Carlisle arches his eyebrows. “Then you’ll have them, I don’t know, tonight. Tomorrow morning, latest.”
“So what’s next? Do I go back to a Czech prison?”
He walks over to me, places a hand on my shoulder. I’m surprised I don’t flinch. “No. We take you home. Wait for your father to get in touch. As for the Czechs, we made a deal. It wasn’t hard. Half the government wanted to give you a medal for killing Kladivo. We can leave tomorrow, as soon as the debrief is done.”
“The debrief?”
Carlisle shrugs. “We ask you what happened, you tell us. A formality. Something to put in the filing cabinet.”
*
She is, I guess, about forty or so, with straight black hair pulled back in a ponytail. She’s wearing a navy blue pantsuit and carries a leather case in her hand. Entering the suite, she gives a pleasant, very American inquiry of “Hello?” as if she were just a kindly neighbor looking to borrow the lawn mower. Carlisle introduces her as Dr. Simon, a psychiatrist who will, he says, be helping me through the debrief.
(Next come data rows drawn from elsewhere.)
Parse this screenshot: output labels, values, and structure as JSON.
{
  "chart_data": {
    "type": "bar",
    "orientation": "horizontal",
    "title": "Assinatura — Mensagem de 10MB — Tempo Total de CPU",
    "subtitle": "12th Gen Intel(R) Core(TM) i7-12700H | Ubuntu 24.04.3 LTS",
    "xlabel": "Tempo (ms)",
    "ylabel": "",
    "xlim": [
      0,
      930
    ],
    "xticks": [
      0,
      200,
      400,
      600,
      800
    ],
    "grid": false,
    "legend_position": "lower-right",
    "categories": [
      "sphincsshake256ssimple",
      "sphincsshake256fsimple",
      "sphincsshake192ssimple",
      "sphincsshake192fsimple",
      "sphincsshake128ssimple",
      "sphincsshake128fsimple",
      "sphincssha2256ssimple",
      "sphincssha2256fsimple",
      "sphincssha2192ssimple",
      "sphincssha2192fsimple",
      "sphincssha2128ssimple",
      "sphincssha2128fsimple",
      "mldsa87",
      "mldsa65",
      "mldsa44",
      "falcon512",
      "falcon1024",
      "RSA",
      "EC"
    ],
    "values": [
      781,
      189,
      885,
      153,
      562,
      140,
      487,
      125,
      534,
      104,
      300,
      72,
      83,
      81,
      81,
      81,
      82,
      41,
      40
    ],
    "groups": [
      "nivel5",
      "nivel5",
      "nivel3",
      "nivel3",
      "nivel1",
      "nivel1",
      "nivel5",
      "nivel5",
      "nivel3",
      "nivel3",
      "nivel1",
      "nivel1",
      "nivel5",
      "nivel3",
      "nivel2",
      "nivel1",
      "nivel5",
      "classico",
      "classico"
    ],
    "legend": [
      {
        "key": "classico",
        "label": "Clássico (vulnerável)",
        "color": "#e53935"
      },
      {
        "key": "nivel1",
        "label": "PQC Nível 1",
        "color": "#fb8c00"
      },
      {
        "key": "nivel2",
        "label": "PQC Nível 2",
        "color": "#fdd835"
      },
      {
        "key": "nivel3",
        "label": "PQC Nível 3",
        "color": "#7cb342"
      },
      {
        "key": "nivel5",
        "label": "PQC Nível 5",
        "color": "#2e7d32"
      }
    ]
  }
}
“Just government-speak for a chat,” she says, head tilted to the side. “You’ve been through quite a bit in the last few days, haven’t you?”
It’s all very chirpy and passive the way she says it. The whole been through a lot makes it sound as though it had been a car accident instead of a war of my own making. But maybe that’s her point.
“I’m doing fine,” I say.
“Gwendolyn, when was the last time you had a tuberculosis shot?”
“No idea.”
Dr. Simon holds up the leather case. “Unfortunately, TB is very common in Czech jails, so we strongly recommend a booster shot to anyone in your situation. Do you mind? It’ll only hurt for a second.”
I’m about to object, but if it moves things along, I’ll comply. I sit down on the couch and pull up the sleeve of my robe.
Dr. Simon sits beside me, puts on a pair of translucent rubber gloves, and prepares the injection. Her fingers are cold and sticky on my skin as she squeezes and prods the flesh on my upper arm.
I always had to look away from needles, but for some reason, it doesn’t bother me this time. I watch the slender line approach my arm and don’t even blink at the pain as it forms a crater in the skin, then slides through it. As she presses the plunger on the syringe, the sensation of being injected with pleasantly cool water spreads from my arm to my chest and into my limbs and head. The doctor places a folded piece of gauze over the hole as she withdraws the needle and tapes it into place.
“Good job,” Dr. Simon says as if she were a pediatrician and I were four.
She moves to the armchair, while Carlisle settles into the far end of the couch opposite mine. I can barely see him from where I’m sitting.
“Comfortable?” Dr. Simon asks.
“Sure,” I say.
“Then let’s talk awhile.” She crosses her legs and leans forward, the posture of every shrink I’ve ever seen in my life. “Let’s start with how you rescued your father, your dad. From what I heard, it was quite an adventure.”